Good response to interesting article
I mailed a link to this article to a lawyer friend (and classmate). His reply:
The article has an interesting perspective which, while not without its truths, seems to me to be a little too far over the economic right in its analysis.
Jefferson for one, as I’m sure you know, was a left-wing radical for his day, hoping for an agrarian, small-town republic not dominated by money interests; and Franklin is famous for a quip to a lady inquiring about what the convention had wrought with the reply, “A republic, Madam if you can keep it,” (Franklin in fact candidly doubted it would be kept.)
Moreover, while the Electoral College and other devices (such as property limitations on voting) were designed to insulate the republic somewhat from “the mob,” the Founders could hardly have failed to understand the democratic implications of the structure they had built and the realpolitik logic it would have to follow.
The addition of the Bill of Rights (a condition for ratification by New York, among other states) certainly strengthened the democratic thread of the constitutional fabric.

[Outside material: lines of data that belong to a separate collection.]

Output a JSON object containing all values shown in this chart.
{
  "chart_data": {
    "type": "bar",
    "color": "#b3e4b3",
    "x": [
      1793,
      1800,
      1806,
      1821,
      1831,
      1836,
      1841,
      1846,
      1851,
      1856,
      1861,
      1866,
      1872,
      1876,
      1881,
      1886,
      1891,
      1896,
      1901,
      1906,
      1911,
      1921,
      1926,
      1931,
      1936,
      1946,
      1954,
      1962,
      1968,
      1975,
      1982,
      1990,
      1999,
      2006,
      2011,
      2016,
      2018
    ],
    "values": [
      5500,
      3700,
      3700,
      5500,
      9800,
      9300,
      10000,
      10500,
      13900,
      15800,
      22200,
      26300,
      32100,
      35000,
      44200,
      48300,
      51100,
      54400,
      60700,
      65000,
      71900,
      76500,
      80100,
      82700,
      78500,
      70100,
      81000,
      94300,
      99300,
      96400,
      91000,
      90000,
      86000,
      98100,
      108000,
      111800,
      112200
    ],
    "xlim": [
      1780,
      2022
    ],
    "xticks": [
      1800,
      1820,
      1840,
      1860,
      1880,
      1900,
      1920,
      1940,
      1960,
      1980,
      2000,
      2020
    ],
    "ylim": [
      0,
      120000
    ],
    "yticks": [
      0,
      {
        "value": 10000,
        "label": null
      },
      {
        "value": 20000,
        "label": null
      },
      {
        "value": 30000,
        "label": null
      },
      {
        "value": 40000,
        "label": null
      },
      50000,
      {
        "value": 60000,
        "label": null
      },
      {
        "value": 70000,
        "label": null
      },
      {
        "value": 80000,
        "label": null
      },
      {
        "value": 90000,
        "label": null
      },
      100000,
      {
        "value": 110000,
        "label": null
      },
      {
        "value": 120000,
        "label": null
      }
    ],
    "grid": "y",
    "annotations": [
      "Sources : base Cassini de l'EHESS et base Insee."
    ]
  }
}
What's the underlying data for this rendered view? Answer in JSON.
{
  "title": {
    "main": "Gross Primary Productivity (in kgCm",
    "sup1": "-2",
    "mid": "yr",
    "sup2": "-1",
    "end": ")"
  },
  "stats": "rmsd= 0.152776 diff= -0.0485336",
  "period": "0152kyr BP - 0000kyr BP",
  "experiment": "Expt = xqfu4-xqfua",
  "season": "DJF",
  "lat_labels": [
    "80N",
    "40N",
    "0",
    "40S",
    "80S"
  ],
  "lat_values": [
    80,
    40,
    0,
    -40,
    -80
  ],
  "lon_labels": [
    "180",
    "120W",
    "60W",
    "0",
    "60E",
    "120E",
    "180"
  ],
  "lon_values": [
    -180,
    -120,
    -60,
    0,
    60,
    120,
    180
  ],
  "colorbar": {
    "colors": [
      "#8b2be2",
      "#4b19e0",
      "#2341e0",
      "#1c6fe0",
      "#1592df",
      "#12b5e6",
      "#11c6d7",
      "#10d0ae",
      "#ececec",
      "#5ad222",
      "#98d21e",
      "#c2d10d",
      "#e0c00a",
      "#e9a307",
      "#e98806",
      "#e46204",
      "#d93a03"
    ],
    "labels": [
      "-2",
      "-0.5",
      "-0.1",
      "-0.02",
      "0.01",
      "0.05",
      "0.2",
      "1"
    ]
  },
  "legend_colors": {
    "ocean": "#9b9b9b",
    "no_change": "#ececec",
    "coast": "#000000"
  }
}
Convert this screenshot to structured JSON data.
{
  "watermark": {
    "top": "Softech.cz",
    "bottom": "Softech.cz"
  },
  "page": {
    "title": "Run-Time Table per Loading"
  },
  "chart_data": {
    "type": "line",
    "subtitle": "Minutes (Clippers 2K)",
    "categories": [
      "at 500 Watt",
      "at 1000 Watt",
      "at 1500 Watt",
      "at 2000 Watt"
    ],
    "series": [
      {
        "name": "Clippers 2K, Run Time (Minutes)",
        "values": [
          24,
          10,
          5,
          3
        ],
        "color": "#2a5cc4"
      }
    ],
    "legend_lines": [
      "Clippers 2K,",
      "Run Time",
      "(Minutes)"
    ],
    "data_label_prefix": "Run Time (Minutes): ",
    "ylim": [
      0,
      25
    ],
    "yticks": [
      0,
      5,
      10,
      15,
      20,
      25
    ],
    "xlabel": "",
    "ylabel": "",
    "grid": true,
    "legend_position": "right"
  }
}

Of course, it’s also true that the Hamiltonians beat out the Jeffersonians in the initial economic structure of the new nation, but John Adams was the first, last, and only Federalist President, allowing Jefferson a latitude that eventually led to Andrew Jackson and the much further democratization of the government.
So I think the article—again, while not without its kernels of truth—reflects a bit of wishful thinking and cynicism about the true range of the Founders’ thinking. Its principles, I’m sure they realized, had an inexorable logic of their own, despite the threads of financial self-interest of the well-propertied the document was partly designed to protect.